Die CDU und die Brandmauer zur AfD

«Ich kann nicht gute, wichtige Entscheidungen für den Freistaat, die Entlastung für Familien und der Wirtschaft, davon abhängig machen, dass die Falschen zustimmen könnten», sagte Voigt zu den Stimmen der AfD, ohne die es keine Mehrheit gegeben hätte. Absprachen mit der AfD habe es nicht gegeben, von einer Zusammenarbeit wie von Rot-Rot-Grün behauptet könne keine Rede sein.

AfD-Rechtsaußen Björn Höcke kommentierte das Abstimmungsergebnis so: «Das ist einfach ein guter Tag für Thüringen, das ist pragmatische Politik.» Es gebe eine «bürgerliche Mehrheit» im Thüringer Landtag, sagte der Thüringer Partei- und Fraktionsvorsitzende. Er sei froh, dass die «CDU heute den Mut aufgebracht hat», den Gesetzentwurf «durchzuhalten».

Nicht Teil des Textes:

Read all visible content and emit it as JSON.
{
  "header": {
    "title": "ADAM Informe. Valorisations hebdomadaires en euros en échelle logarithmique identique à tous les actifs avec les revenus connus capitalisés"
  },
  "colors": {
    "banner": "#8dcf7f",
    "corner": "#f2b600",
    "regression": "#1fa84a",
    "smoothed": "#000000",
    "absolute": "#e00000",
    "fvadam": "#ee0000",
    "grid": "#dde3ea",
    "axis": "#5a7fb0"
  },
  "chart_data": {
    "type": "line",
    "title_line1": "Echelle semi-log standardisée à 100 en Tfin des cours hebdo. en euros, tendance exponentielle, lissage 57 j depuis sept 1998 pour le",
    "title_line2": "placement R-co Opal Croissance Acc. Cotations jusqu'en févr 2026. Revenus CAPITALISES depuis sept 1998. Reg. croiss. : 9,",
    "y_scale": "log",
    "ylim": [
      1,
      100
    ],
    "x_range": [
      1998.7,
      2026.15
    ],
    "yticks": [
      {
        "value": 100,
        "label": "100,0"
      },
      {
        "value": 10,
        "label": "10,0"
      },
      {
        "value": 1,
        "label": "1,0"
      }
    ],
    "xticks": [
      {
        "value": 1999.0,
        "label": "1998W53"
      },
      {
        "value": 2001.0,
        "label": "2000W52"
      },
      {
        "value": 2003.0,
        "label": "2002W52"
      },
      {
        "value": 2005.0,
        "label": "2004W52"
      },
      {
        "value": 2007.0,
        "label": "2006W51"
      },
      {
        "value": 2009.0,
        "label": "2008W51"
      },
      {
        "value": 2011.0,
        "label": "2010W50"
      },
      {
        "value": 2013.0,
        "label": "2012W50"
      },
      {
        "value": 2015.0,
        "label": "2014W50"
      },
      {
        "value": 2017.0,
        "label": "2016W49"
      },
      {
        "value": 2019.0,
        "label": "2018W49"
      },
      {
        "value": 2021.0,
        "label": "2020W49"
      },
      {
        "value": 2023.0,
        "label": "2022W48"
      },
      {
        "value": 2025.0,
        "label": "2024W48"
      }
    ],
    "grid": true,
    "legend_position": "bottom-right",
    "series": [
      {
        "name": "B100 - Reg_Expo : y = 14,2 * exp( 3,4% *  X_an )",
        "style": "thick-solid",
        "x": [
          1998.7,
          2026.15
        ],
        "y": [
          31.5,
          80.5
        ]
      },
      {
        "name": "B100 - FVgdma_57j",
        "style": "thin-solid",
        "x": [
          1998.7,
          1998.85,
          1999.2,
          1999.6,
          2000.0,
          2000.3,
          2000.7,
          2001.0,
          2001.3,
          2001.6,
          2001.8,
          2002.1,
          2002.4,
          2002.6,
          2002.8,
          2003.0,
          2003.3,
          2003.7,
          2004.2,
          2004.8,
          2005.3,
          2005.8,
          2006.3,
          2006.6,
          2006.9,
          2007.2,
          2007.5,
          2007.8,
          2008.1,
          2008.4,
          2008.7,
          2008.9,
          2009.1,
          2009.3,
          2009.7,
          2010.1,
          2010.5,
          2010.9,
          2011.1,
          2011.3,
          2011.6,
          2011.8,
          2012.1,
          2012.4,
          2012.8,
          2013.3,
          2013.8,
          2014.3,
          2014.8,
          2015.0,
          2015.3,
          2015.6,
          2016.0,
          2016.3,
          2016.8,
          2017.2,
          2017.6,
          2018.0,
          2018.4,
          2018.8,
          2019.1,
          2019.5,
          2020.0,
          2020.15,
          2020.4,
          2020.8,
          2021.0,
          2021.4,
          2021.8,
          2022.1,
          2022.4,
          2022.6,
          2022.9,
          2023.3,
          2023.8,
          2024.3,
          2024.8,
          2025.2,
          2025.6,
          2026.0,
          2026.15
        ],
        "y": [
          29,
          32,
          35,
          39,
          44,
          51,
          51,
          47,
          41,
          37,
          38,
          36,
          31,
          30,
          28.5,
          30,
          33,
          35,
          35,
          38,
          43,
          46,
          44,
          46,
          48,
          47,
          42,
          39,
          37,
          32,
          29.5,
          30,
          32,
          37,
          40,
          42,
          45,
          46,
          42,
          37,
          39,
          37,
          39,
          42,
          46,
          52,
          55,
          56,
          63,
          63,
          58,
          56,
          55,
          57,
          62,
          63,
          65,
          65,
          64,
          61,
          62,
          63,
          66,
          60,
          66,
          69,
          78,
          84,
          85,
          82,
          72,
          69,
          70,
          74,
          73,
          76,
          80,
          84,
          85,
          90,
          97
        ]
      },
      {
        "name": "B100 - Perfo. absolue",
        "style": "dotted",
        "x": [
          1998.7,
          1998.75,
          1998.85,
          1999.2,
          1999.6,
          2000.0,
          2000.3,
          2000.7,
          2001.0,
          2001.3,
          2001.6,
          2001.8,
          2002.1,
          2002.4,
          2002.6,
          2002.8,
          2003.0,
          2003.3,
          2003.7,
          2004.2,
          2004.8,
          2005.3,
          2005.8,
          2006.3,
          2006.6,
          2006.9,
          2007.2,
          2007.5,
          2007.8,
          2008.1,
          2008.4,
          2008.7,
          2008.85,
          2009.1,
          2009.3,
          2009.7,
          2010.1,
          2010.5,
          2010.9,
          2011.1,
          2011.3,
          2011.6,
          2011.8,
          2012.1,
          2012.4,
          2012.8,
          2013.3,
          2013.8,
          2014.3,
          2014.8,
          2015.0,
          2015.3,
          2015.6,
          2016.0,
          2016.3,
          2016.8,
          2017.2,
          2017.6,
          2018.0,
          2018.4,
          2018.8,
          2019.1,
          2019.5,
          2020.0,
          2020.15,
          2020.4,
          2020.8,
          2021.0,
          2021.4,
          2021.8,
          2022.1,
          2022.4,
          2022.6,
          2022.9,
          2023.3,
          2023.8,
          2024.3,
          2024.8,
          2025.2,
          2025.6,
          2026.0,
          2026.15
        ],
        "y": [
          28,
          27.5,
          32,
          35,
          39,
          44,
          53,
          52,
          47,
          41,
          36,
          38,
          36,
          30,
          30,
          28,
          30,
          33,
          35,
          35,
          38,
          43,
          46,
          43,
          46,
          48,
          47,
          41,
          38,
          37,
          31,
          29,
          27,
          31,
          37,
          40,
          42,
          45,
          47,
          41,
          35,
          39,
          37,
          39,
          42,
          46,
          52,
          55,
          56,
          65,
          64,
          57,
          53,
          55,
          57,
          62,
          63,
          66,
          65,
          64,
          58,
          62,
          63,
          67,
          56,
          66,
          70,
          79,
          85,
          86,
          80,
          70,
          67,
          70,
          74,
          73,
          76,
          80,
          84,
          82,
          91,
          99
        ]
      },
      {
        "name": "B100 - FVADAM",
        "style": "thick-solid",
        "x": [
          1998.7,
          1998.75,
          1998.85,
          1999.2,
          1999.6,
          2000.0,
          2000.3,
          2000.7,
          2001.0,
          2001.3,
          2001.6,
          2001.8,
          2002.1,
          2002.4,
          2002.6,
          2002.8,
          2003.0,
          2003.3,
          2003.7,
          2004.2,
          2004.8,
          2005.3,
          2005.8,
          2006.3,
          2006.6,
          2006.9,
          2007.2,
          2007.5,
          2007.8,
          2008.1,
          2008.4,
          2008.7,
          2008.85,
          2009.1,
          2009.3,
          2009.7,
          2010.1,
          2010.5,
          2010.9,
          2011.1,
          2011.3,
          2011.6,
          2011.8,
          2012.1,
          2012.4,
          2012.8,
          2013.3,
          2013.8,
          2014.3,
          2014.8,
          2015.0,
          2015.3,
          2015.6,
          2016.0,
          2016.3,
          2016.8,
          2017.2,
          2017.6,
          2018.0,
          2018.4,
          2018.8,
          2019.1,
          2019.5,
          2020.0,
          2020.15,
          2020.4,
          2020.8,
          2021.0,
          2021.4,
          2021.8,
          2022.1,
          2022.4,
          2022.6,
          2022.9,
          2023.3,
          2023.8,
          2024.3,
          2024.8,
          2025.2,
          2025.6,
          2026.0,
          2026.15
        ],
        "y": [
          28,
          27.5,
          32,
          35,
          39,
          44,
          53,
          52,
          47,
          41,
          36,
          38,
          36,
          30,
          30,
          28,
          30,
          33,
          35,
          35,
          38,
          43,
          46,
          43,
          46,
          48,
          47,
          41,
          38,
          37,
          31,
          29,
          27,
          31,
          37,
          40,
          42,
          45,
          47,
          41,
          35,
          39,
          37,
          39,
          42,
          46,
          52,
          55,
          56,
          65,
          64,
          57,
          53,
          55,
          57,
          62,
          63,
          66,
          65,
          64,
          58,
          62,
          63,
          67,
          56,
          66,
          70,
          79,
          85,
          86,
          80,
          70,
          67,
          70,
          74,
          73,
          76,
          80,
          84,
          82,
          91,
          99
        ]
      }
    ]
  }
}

Nach einer neuen Umfrage liegt die AfD ein Jahr vor drei Landtagswahlen in Ostdeutschland nicht nur in Thüringen und Sachsen vorn, sondern nun auch in Brandenburg. Sie hat jeweils die 30-Prozent-Marke übersprungen.

Beistand vom CDU-Bundesvorsitzenden

Der CDU-Bundesvorsitzende Friedrich Merz verteidigte das Agieren der Thüringer CDU-Fraktion noch vor der Abstimmung. «Wir machen das, was wir in den Landtagen wie auch im Deutschen Bundestag diskutieren, nicht von anderen Fraktionen abhängig», sagte Merz im «Frühstart» von RTL/ntv. Eine Zusammenarbeit mit der AfD werde es auf Bundes- und Landesebene nicht geben. «Dabei bleibt es auch.»

Regierungskoalition: Bündnis in der Opposition

Die politischen Verhältnisse in Thüringen sind kompliziert. Die Regierungsfraktionen von Linke, SPD und Grüne haben keine Mehrheit im Parlament. In der Vergangenheit kamen die fehlenden Stimmen für Gesetze oft von der CDU. Aber inzwischen wurde die Koalition auch schon zweimal von der Opposition überstimmt. Thüringens Linke-Fraktionschef Steffen Dittes warf der CDU vor, «Gestaltungsmehrheiten» mit der AfD zu bilden. Das sei der Versuch, «aus der Opposition heraus mit einer rechtsextremen Partei das Land zu gestalten oder zu regieren». Thüringens Grünen-Fraktionschefin Astrid Rothe-Beinlich sagte, die CDU unternehme «nicht mal mehr den Versuch, politische Mehrheiten ohne die AfD zu suchen». Die CDU wiederum weist darauf hin, dass auch Rot-Rot-Grün bereits mit der AfD gestimmt habe: bei einer Änderung der Kommunalordnung und der Änderung eines Untersuchungsausschuss-Auftrags zur Personalpolitik der Regierung.

Gesprächsangebot von Ramelow

Vor der Abstimmung signalisierte Regierungschef Ramelow der CDU erneut Gesprächsbereitschaft. Über Alternativen der Familienförderung, die die CDU mit ihrem Gesetz bezwecke, könne geredet werden. Voigt konterte, das Gesetz liege seit langem auf dem Tisch, seine Fraktion habe auf Vorschläge von Rot-Rot-Grün vergeblich gewartet. Er hatte sich zu Wochenbeginn mit Regierungsvertretern, auch Ramelow, getroffen. Ramelow meldete zudem verfassungsrechtliche Bedenken gegen Passagen des Gesetzes an. Möglicherweise droht nun eine Klage. Bis zur nächsten Landtagswahl ist es noch knapp ein Jahr.